After a months-long national search, Western Washington University has selected Katy Potts as the new chief of the University Police. The announcement was made on Oct. 31, and Potts will begin her new position in the new year.
The search for a new police chief began after former WWUPD Director and Chief Darin Rasmussen was hired into the new position of assistant vice president for Risk, Ethics, Safety and Resilience in February. Rasmussen was chief of police at Western for eight years.
Potts will be moving to Bellingham from South Carolina, where she lived for three years. She worked in Georgia at Augusta University’s Police Department for three years as a captain. Potts said that working at Western’s police department will be different from Augusta University because Western is larger and has more of an on-campus residential community.
The Front asked our readers over Instagram what they wanted us to ask Potts about during our interview with her. One question that a follower and Western student requested that we ask was, “Is there anything about WWU’s police force that you plan on changing or improving?”
Potts said that before she makes any firm plans to make changes or improvements to WWUPD, she wants to get to know more of the employees and see where there are needs within the department. She said she plans to utilize community engagement and connect the police department with campus organizations like the Multicultural Center, LGBTQ+ Western and Western’s athletics department.
“One of the big things that I did hear from the police department is that they want to be engaged with the students and they're just looking for ways and a plan to have [engagement], and I am definitely somebody who is a planner,” Potts said.
When asked another question about how she would foster anti-racism on Western’s campus, Potts referenced the concepts of accountability and outreach.
“Just on a day-to-day basis, it's to be out and listening, and this actually came up in my interview; it's really to just listen. It's not there to make excuses. It's not there to explain ourselves away,” Potts said.
The committee to hire Potts began work in May and was comprised of 11 members of Western’s campus community including students, staff and faculty.
Joyce Lopes, Western’s vice president for business, finance and administration, said that because the vacancy for the chief of police position was created in the spring, the university waited until the fall quarter began to interview applicants to ensure that there was enough time while class was in session to select from a pool of candidates.
“We did a national search and had five really well-qualified candidates in the final round of interviews in October, which aligned with the beginning of the quarter and ensured that faculty and students could participate in the process,” Lopes said.
The committee included students from two elected positions — the AS president and the AS vice president for diversity. Glory Busic, last year’s AS president, and Naira Gonzales, last year’s VP for Diversity, both said they had little involvement in the decision process because their positions transferred to newly elected students this fall. Sargun Handa, this year’s AS president, did not respond to requests from The Front to comment on their involvement in Potts’ hire.

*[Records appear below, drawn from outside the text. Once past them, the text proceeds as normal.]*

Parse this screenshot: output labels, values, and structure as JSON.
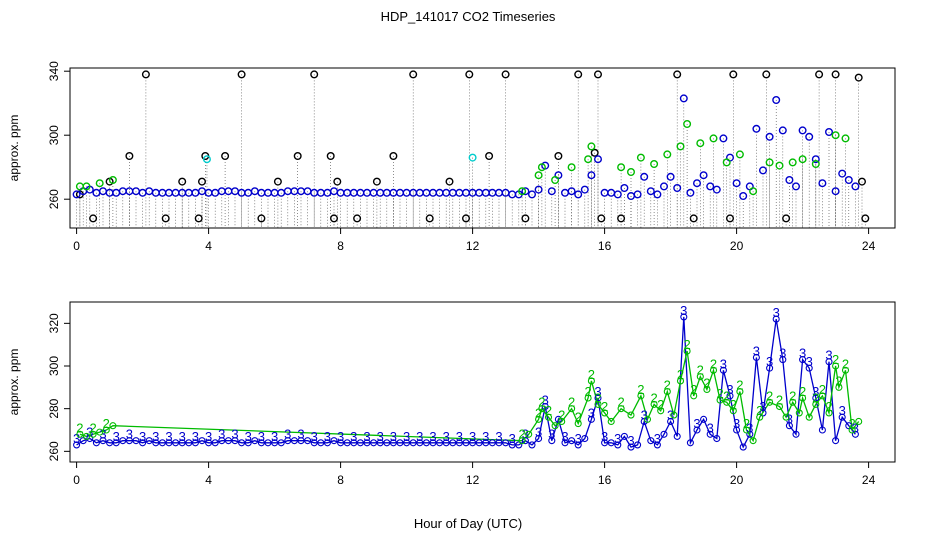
{
  "title": "HDP_141017  CO2 Timeseries",
  "xlabel": "Hour of Day (UTC)",
  "colors": {
    "black": "#000000",
    "blue": "#0000cc",
    "green": "#00bb00",
    "cyan": "#00cccc"
  },
  "chart_data": [
    {
      "type": "scatter",
      "ylabel": "approx. ppm",
      "xlim": [
        -0.2,
        24.8
      ],
      "ylim": [
        242,
        342
      ],
      "x_ticks": [
        "0",
        "4",
        "8",
        "12",
        "16",
        "20",
        "24"
      ],
      "y_ticks": [
        "260",
        "300",
        "340"
      ],
      "drop_lines": true,
      "series": [
        {
          "marker": "circle",
          "color": "black",
          "x": [
            0.1,
            0.5,
            1.0,
            1.6,
            2.1,
            2.7,
            3.2,
            3.7,
            3.8,
            3.9,
            4.5,
            5.0,
            5.6,
            6.1,
            6.7,
            7.2,
            7.7,
            7.8,
            7.9,
            8.5,
            9.1,
            9.6,
            10.2,
            10.7,
            11.3,
            11.8,
            11.9,
            12.5,
            13.0,
            13.6,
            14.6,
            15.2,
            15.7,
            15.8,
            15.9,
            16.5,
            18.2,
            18.7,
            19.8,
            19.9,
            20.9,
            21.5,
            22.5,
            23.0,
            23.7,
            23.8,
            23.9
          ],
          "y": [
            263,
            248,
            271,
            287,
            338,
            248,
            271,
            248,
            271,
            287,
            287,
            338,
            248,
            271,
            287,
            338,
            287,
            248,
            271,
            248,
            271,
            287,
            338,
            248,
            271,
            248,
            338,
            287,
            338,
            248,
            287,
            338,
            289,
            338,
            248,
            248,
            338,
            248,
            248,
            338,
            338,
            248,
            338,
            338,
            336,
            271,
            248
          ]
        },
        {
          "marker": "circle",
          "color": "blue",
          "x": [
            0.0,
            0.2,
            0.4,
            0.6,
            0.8,
            1.0,
            1.2,
            1.4,
            1.6,
            1.8,
            2.0,
            2.2,
            2.4,
            2.6,
            2.8,
            3.0,
            3.2,
            3.4,
            3.6,
            3.8,
            4.0,
            4.2,
            4.4,
            4.6,
            4.8,
            5.0,
            5.2,
            5.4,
            5.6,
            5.8,
            6.0,
            6.2,
            6.4,
            6.6,
            6.8,
            7.0,
            7.2,
            7.4,
            7.6,
            7.8,
            8.0,
            8.2,
            8.4,
            8.6,
            8.8,
            9.0,
            9.2,
            9.4,
            9.6,
            9.8,
            10.0,
            10.2,
            10.4,
            10.6,
            10.8,
            11.0,
            11.2,
            11.4,
            11.6,
            11.8,
            12.0,
            12.2,
            12.4,
            12.6,
            12.8,
            13.0,
            13.2,
            13.4,
            13.6,
            13.8,
            14.0,
            14.2,
            14.4,
            14.6,
            14.8,
            15.0,
            15.2,
            15.4,
            15.6,
            15.8,
            16.0,
            16.2,
            16.4,
            16.6,
            16.8,
            17.0,
            17.2,
            17.4,
            17.6,
            17.8,
            18.0,
            18.2,
            18.4,
            18.6,
            18.8,
            19.0,
            19.2,
            19.4,
            19.6,
            19.8,
            20.0,
            20.2,
            20.4,
            20.6,
            20.8,
            21.0,
            21.2,
            21.4,
            21.6,
            21.8,
            22.0,
            22.2,
            22.4,
            22.6,
            22.8,
            23.0,
            23.2,
            23.4,
            23.6
          ],
          "y": [
            263,
            265,
            266,
            264,
            265,
            264,
            264,
            265,
            265,
            265,
            264,
            265,
            264,
            264,
            264,
            264,
            264,
            264,
            264,
            265,
            264,
            264,
            265,
            265,
            265,
            264,
            264,
            265,
            264,
            264,
            264,
            264,
            265,
            265,
            265,
            265,
            264,
            264,
            264,
            265,
            264,
            264,
            264,
            264,
            264,
            264,
            264,
            264,
            264,
            264,
            264,
            264,
            264,
            264,
            264,
            264,
            264,
            264,
            264,
            264,
            264,
            264,
            264,
            264,
            264,
            264,
            263,
            263,
            265,
            263,
            266,
            281,
            265,
            275,
            264,
            265,
            263,
            266,
            275,
            285,
            264,
            264,
            263,
            267,
            262,
            263,
            274,
            265,
            263,
            268,
            274,
            267,
            323,
            264,
            270,
            275,
            268,
            266,
            298,
            286,
            270,
            262,
            268,
            304,
            278,
            299,
            322,
            303,
            272,
            268,
            303,
            299,
            285,
            270,
            302,
            265,
            276,
            272,
            268
          ]
        },
        {
          "marker": "circle",
          "color": "green",
          "x": [
            0.1,
            0.3,
            0.7,
            1.1,
            13.5,
            14.0,
            14.1,
            14.5,
            15.0,
            15.5,
            15.6,
            16.5,
            16.8,
            17.1,
            17.5,
            17.9,
            18.3,
            18.5,
            18.9,
            19.3,
            19.7,
            20.1,
            20.5,
            21.0,
            21.3,
            21.7,
            22.0,
            22.4,
            23.0,
            23.3
          ],
          "y": [
            268,
            268,
            270,
            272,
            265,
            275,
            280,
            272,
            280,
            285,
            293,
            280,
            277,
            286,
            282,
            288,
            293,
            307,
            295,
            298,
            283,
            288,
            265,
            283,
            281,
            283,
            285,
            282,
            300,
            298
          ]
        },
        {
          "marker": "circle",
          "color": "cyan",
          "x": [
            3.95,
            12.0
          ],
          "y": [
            285,
            286
          ]
        }
      ]
    },
    {
      "type": "line",
      "ylabel": "approx. ppm",
      "xlim": [
        -0.2,
        24.8
      ],
      "ylim": [
        255,
        330
      ],
      "x_ticks": [
        "0",
        "4",
        "8",
        "12",
        "16",
        "20",
        "24"
      ],
      "y_ticks": [
        "260",
        "280",
        "300",
        "320"
      ],
      "markers": [
        "circle",
        "3",
        "2"
      ],
      "series": [
        {
          "marker": "3",
          "color": "blue",
          "x": [
            0.0,
            0.2,
            0.4,
            0.6,
            0.8,
            1.0,
            1.2,
            1.4,
            1.6,
            1.8,
            2.0,
            2.2,
            2.4,
            2.6,
            2.8,
            3.0,
            3.2,
            3.4,
            3.6,
            3.8,
            4.0,
            4.2,
            4.4,
            4.6,
            4.8,
            5.0,
            5.2,
            5.4,
            5.6,
            5.8,
            6.0,
            6.2,
            6.4,
            6.6,
            6.8,
            7.0,
            7.2,
            7.4,
            7.6,
            7.8,
            8.0,
            8.2,
            8.4,
            8.6,
            8.8,
            9.0,
            9.2,
            9.4,
            9.6,
            9.8,
            10.0,
            10.2,
            10.4,
            10.6,
            10.8,
            11.0,
            11.2,
            11.4,
            11.6,
            11.8,
            12.0,
            12.2,
            12.4,
            12.6,
            12.8,
            13.0,
            13.2,
            13.4,
            13.6,
            13.8,
            14.0,
            14.2,
            14.4,
            14.6,
            14.8,
            15.0,
            15.2,
            15.4,
            15.6,
            15.8,
            16.0,
            16.2,
            16.4,
            16.6,
            16.8,
            17.0,
            17.2,
            17.4,
            17.6,
            17.8,
            18.0,
            18.2,
            18.4,
            18.6,
            18.8,
            19.0,
            19.2,
            19.4,
            19.6,
            19.8,
            20.0,
            20.2,
            20.4,
            20.6,
            20.8,
            21.0,
            21.2,
            21.4,
            21.6,
            21.8,
            22.0,
            22.2,
            22.4,
            22.6,
            22.8,
            23.0,
            23.2,
            23.4,
            23.6
          ],
          "y": [
            263,
            265,
            266,
            264,
            265,
            264,
            264,
            265,
            265,
            265,
            264,
            265,
            264,
            264,
            264,
            264,
            264,
            264,
            264,
            265,
            264,
            264,
            265,
            265,
            265,
            264,
            264,
            265,
            264,
            264,
            264,
            264,
            265,
            265,
            265,
            265,
            264,
            264,
            264,
            265,
            264,
            264,
            264,
            264,
            264,
            264,
            264,
            264,
            264,
            264,
            264,
            264,
            264,
            264,
            264,
            264,
            264,
            264,
            264,
            264,
            264,
            264,
            264,
            264,
            264,
            264,
            263,
            263,
            265,
            263,
            266,
            281,
            265,
            275,
            264,
            265,
            263,
            266,
            275,
            285,
            264,
            264,
            263,
            267,
            262,
            263,
            274,
            265,
            263,
            268,
            274,
            267,
            323,
            264,
            270,
            275,
            268,
            266,
            298,
            286,
            270,
            262,
            268,
            304,
            278,
            299,
            322,
            303,
            272,
            268,
            303,
            299,
            285,
            270,
            302,
            265,
            276,
            272,
            268
          ]
        },
        {
          "marker": "2",
          "color": "green",
          "x": [
            0.1,
            0.3,
            0.5,
            0.7,
            0.9,
            1.1,
            13.5,
            13.7,
            14.0,
            14.1,
            14.3,
            14.5,
            14.7,
            15.0,
            15.2,
            15.5,
            15.6,
            15.8,
            16.0,
            16.2,
            16.5,
            16.8,
            17.1,
            17.3,
            17.5,
            17.7,
            17.9,
            18.1,
            18.3,
            18.5,
            18.7,
            18.9,
            19.1,
            19.3,
            19.5,
            19.7,
            19.9,
            20.1,
            20.3,
            20.5,
            20.7,
            21.0,
            21.3,
            21.5,
            21.7,
            21.9,
            22.0,
            22.2,
            22.4,
            22.6,
            22.8,
            23.0,
            23.1,
            23.3,
            23.5,
            23.7
          ],
          "y": [
            268,
            267,
            268,
            269,
            270,
            272,
            265,
            268,
            275,
            280,
            276,
            272,
            274,
            280,
            273,
            285,
            293,
            282,
            278,
            274,
            280,
            277,
            286,
            275,
            282,
            279,
            288,
            277,
            293,
            307,
            286,
            295,
            289,
            298,
            284,
            283,
            279,
            288,
            270,
            265,
            276,
            283,
            281,
            276,
            283,
            278,
            285,
            276,
            282,
            286,
            278,
            300,
            290,
            298,
            270,
            274
          ]
        }
      ]
    }
  ]
}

Lopes said one of the main requirements for the new police chief was that it be someone who understands “community-based policing.” Lopes said Potts fit that description.
“We're really excited about her bringing her style of supervision to the department and working with the officers as we continue to engage in community-based policing for Western Washington University,” Lopes said.
Community-oriented policing, also known as “COP,” is defined by criminology scholar Charlotte Gill as “an approach to policing that emphasizes the development of partnerships between the police and the community to address a multitude of outcomes including crime, fear of crime, police legitimacy and citizen perceptions of disorder.”
Community-oriented policing has been criticized as “rhetoric without reality,” and one 2021 study published in the Journal of Criminal Justice found that COP does not appear to decrease instances where police use fatal force.
Potts said her approach utilizes something different from community service or COP — “community engagement” — which she said she participated in while she worked at Augusta University by holding ‘breakfast for dinner’ events with students, meeting students at orientation events and attending intramural sporting events with AU’s police department.
“It's like the buzzword to say, ‘Oh, community policing! Get out there and show 'em we're doing this.’ I don't look at it that way,” Potts said. “I do like, though, the term ‘community engagement’… community engagement is working together to address the issues or to address the things that the community needs that we need as the police department to be reminded about.”
Potts will begin as police chief of WWUPD on Jan. 1 under the condition that she passes the required formal background check process.